Sergeant accused in grenade attack that killed two soldiers sent to States
March 29, 2003
MANNHEIM, Germany — After just three days behind bars at the U.S. Army Confinement Facility on Coleman Barracks, Sgt. Asan Akbar headed back to the United States on Friday.
“Sgt. Akbar was detained at the Mannheim facility to await transportation to an undisclosed location,” said Lt. Col. Brian McNerney. “It’s confirmed he has departed the facility.”
Under heavy guard, Akbar, the 101st Airborne Division soldier the Army suspects attacked his own men Sunday in Kuwait, arrived Tuesday in Mannheim.
The combat engineer assigned to the 326th Engineer Battalion was detained shortly after grenades exploded Sunday at the field headquarters of the division’s 1st Brigade at Camp Pennsylvania in Kuwait.
Two soldiers, Capt. Christopher Scott Seifert, 27, and Air National Guard Maj. Gregory Stone, 40, died from wounds suffered during the attack. The incident wounded 13 other soldiers, some of whom were treated at Landstuhl Regional Medical Center in Germany; others remained in Kuwait.
Sometime before 8 a.m. Friday, Akbar left Mannheim in civilian clothes with his wrists, waist and ankles in shackles, said a military source who asked to remain anonymous.
Four soldiers guarded Akbar for the trip to Frankfurt, where he was to fly on a commercial aircraft to the United States, McNerney said.
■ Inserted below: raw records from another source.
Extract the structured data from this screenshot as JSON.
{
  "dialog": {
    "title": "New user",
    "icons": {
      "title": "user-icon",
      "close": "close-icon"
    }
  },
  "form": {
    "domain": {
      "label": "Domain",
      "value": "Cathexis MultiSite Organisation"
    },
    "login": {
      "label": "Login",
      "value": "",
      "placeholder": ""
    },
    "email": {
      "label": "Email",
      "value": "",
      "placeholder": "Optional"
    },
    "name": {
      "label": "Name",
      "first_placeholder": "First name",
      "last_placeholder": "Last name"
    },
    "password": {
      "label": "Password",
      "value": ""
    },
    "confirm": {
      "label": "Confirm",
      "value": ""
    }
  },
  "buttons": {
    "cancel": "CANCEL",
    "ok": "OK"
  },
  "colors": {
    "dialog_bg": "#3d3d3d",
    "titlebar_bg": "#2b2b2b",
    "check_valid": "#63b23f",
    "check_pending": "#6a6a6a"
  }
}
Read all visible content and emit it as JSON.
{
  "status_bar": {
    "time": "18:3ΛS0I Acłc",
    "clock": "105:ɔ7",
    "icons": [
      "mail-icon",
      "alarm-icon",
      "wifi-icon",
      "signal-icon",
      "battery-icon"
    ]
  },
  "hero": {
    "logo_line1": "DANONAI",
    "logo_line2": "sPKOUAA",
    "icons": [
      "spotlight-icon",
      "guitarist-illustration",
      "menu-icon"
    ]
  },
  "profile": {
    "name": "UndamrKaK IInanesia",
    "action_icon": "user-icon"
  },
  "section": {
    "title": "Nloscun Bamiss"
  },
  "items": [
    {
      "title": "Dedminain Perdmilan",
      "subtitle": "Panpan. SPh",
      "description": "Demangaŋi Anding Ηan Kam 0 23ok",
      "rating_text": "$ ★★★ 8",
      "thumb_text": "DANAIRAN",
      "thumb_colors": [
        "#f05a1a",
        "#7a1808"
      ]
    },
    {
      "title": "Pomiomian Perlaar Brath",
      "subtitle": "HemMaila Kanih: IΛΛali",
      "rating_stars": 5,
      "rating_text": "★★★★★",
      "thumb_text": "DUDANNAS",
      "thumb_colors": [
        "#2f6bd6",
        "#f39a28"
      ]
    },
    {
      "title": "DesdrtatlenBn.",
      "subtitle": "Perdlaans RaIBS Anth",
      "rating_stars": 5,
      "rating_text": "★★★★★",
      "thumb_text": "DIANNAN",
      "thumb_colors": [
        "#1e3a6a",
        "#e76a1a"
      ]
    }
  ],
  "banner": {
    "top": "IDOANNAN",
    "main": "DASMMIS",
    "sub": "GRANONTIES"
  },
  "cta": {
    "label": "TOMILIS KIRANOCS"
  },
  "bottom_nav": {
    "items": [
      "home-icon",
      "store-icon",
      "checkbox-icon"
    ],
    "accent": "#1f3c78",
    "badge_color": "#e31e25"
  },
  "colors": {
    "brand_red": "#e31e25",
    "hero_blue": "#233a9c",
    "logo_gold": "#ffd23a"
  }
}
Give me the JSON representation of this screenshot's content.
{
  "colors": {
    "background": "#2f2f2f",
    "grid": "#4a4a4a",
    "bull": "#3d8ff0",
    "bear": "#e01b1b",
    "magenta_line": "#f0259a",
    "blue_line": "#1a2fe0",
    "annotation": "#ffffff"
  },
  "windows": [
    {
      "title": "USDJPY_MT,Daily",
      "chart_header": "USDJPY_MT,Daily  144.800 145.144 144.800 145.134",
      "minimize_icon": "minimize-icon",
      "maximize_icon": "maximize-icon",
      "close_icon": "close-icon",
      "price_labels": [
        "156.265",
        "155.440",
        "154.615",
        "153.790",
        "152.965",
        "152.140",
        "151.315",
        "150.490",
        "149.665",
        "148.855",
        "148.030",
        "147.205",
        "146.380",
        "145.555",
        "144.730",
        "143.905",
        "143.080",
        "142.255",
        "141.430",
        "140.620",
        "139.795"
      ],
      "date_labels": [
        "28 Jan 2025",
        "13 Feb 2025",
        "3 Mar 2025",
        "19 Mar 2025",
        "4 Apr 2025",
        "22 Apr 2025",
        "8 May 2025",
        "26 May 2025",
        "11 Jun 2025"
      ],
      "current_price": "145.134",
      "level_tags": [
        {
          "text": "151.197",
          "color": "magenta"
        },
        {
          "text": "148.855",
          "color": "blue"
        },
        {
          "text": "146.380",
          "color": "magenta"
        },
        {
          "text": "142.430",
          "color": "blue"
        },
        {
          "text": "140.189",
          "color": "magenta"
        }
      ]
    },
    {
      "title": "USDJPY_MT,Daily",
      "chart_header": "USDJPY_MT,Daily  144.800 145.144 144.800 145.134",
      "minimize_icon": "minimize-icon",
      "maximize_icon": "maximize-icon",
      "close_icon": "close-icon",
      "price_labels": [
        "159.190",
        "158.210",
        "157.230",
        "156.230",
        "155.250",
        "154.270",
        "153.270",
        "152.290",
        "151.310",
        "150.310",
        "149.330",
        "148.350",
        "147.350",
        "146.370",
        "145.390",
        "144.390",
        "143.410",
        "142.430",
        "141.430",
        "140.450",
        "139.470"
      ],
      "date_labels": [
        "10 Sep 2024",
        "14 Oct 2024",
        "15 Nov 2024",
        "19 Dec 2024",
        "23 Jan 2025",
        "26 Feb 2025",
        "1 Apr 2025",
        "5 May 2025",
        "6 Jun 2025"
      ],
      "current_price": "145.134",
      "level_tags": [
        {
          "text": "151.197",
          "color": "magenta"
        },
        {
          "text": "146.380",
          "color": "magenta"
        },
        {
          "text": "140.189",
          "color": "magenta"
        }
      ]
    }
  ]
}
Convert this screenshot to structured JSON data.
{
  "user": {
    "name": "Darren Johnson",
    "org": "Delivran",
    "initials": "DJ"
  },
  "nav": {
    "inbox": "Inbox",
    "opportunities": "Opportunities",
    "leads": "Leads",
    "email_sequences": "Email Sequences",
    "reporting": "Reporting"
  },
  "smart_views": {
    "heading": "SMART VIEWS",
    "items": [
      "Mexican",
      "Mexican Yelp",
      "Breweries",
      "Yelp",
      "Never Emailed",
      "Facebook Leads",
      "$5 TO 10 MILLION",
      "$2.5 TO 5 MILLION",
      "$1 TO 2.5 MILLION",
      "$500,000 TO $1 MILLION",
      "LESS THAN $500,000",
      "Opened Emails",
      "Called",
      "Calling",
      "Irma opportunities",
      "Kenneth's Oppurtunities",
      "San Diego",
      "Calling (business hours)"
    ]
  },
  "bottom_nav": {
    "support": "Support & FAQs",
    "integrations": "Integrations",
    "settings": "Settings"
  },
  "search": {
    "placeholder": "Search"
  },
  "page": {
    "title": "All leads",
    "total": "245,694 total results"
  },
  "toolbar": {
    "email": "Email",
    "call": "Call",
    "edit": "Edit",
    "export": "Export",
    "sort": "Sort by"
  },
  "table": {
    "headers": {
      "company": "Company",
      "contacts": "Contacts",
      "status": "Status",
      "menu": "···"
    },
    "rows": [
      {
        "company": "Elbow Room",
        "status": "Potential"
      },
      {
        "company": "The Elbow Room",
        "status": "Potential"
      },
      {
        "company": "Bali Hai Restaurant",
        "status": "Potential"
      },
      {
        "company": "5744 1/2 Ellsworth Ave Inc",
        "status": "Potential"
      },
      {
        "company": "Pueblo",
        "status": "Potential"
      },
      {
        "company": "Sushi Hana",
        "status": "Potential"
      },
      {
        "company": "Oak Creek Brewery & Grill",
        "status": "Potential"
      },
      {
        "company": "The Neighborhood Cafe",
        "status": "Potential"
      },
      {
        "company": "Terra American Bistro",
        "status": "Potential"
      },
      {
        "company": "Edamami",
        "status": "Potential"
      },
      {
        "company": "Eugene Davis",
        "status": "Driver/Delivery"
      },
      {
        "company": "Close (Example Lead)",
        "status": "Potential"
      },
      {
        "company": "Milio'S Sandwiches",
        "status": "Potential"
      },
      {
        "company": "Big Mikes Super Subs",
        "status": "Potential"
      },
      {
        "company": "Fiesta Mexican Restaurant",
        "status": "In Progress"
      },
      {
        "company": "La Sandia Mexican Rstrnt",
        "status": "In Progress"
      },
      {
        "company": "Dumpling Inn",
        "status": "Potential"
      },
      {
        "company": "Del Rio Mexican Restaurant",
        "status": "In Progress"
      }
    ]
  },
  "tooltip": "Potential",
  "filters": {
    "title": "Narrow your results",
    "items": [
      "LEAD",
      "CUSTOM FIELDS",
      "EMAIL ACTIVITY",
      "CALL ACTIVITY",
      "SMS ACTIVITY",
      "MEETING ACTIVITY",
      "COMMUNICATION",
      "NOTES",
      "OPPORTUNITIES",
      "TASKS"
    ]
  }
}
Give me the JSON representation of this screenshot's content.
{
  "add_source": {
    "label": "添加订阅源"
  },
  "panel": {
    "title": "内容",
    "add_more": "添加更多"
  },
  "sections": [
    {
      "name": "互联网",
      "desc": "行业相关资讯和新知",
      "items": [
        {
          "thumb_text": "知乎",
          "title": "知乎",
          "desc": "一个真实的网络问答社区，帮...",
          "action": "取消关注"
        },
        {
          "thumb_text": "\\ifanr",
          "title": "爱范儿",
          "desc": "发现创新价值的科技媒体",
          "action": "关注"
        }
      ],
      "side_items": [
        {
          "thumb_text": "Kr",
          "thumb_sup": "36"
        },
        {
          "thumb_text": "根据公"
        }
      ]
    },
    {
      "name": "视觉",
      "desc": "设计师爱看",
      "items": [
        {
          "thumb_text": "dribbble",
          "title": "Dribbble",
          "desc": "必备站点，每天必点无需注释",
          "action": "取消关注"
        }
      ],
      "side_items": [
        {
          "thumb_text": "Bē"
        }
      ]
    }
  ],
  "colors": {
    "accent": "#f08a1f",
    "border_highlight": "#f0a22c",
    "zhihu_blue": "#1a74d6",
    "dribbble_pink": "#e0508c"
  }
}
Lt. Col. Susan Donaldson, commander of the 9th Military Police Detachment, declined to comment. She would not discuss her soldiers’ role in handling Akbar, McNerney said.
No military officials would say where Akbar is heading. The Army maintains a jail at Fort Knox, Ky., just two hours from the division headquarters at Fort Campbell.
During his brief stay, Akbar was isolated in D-block, a maximum-security wing reserved for serious offenders. The cell block is monitored by guards and cameras, the military source said. He said investigators interviewed Akbar from his cell, a small room that contains only a seatless toilet, a small sink and metal bed bolted to the wall.
Akbar’s only requests were to read his Koran and be served food that did not contain pork, the source said. His uniform and Koran were left behind at Mannheim, but would likely be shipped to him later, he added.
About 100 soldiers from the 9th Military Police Detachment maintain the only Army jail in Europe. Except for a few sailors and airmen on staff, most of the guards are in the Army.
There are about 75 inmates in Mannheim at this time, McNerney said. Akbar is the only soldier from the U.S. Central Command to be detained in Mannheim this year.
The U.S. Criminal Investigation Command began looking into the attack shortly after it occurred, said Marc Raimondi, a command spokesman based in Virginia. The command, commonly known CID, does not charge soldiers suspected of crimes, he said.
“The soldier’s chain of command has the charging responsibility,” Raimondi said. “Our investigation is still open.”
Before military court proceedings begin, Akbar’s commander must authorize them, said George Heath, a 101st Airborne Division spokesmen. Heath could not say if that had been done yet.
“We knew there were intentions to move him from Mannheim, but that’s about it,” Heath said.